“Demek hayat böyle iki adım ilerisi bile görülmeyen sisli ve yalpalı bir denizdi. Tesadüflerin oyuncağı olcak olduktan sonra ne diye bir irademiz vardı? Kullanılmadıktan sonra göğsümüzü dolduran hisler ve kafamızda kımıldayan düşünceler neye yarardı?”
“Defalarca seher vakitlerinde uyanıp usul usul kıpırdayan perdenin aralığından pencereye bakıp gecenin yavaş yavaş ağardığına şahit olurken söyle bakalım kim vardı aklında?”

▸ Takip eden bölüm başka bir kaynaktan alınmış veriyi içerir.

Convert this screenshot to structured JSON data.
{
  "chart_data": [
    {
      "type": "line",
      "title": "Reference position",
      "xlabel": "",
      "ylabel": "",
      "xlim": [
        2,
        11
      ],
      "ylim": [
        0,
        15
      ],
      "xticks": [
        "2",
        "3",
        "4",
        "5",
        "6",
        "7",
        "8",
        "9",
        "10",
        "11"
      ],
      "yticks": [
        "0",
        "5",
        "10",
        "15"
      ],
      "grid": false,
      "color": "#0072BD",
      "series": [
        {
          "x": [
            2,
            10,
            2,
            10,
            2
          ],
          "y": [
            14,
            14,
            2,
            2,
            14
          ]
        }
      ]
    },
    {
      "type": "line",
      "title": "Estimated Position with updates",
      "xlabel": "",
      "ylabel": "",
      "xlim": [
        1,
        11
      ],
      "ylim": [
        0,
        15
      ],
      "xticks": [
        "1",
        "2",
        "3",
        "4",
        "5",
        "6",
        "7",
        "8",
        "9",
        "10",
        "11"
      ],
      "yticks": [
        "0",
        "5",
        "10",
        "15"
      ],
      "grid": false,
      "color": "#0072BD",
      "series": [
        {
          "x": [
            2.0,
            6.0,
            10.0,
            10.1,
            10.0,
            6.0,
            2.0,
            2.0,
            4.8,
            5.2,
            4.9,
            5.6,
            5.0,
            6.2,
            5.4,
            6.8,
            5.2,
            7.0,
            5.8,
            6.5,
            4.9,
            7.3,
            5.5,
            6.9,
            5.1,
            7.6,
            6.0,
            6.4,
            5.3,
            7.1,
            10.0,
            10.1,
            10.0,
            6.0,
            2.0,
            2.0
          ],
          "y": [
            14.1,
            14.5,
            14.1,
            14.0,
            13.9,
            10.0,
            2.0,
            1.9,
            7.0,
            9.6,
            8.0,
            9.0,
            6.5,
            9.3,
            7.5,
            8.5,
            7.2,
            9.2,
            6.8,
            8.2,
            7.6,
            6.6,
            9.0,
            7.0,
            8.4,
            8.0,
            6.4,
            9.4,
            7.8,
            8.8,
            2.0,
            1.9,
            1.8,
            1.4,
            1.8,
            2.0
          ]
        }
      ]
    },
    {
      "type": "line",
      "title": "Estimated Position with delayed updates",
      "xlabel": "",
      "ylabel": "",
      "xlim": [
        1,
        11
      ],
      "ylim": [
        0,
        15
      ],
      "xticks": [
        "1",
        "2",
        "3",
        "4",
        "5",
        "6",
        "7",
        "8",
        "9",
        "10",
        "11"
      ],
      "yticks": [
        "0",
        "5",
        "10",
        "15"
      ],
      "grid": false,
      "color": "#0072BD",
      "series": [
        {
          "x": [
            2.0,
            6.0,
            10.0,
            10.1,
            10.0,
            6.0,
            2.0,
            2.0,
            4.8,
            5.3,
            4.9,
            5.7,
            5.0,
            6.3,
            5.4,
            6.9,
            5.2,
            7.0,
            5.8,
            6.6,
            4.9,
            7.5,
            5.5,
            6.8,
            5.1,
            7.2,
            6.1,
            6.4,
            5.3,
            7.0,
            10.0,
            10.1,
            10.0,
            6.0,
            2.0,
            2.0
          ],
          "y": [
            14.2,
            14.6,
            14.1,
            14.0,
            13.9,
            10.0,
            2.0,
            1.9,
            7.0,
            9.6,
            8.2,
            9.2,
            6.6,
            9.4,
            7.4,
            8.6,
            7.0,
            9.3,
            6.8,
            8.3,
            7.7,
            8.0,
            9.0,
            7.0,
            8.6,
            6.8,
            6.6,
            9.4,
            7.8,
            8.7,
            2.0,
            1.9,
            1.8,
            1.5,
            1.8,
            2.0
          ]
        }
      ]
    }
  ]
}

“Belki bir mucize olur, sen de beni seversin diye bekledim. Çünkü senin beni sevmeni beklemekten başka elimden gelen bir şey yoktu. Sanki sen beni sevsen ben bu yeryüzünün kralı olacaktım. Sen eğer beni seversen hemen uzayıp boyumun beş metre falan olacağını sanıyordum. Bir gün bu şehrin bir caddesinin üzerinde, saçımıza başımıza kar taneleri savrulup dururken sen de beni sevdiğini söyledin, fakat benim boyum daha bir milim uzamadan, benim için yapılan taç ustaların elinde şekillenmeden sen bu söylediklerinin hepsini unutuverdin. Benim için yapılan taç o andan itibaren birden bire tenekeye dönüşüverdiğini ben gözlerimle gördüm Heval biliyor musun?”
Kimseyi kırmadan, incitmeden; “Beni kuytu bir köşede unutun ne olur, yürüdüğüm yolun izlerine yük oluyorum” diyememenin ağrısı zarafette hangi kelimeye tekabül eder?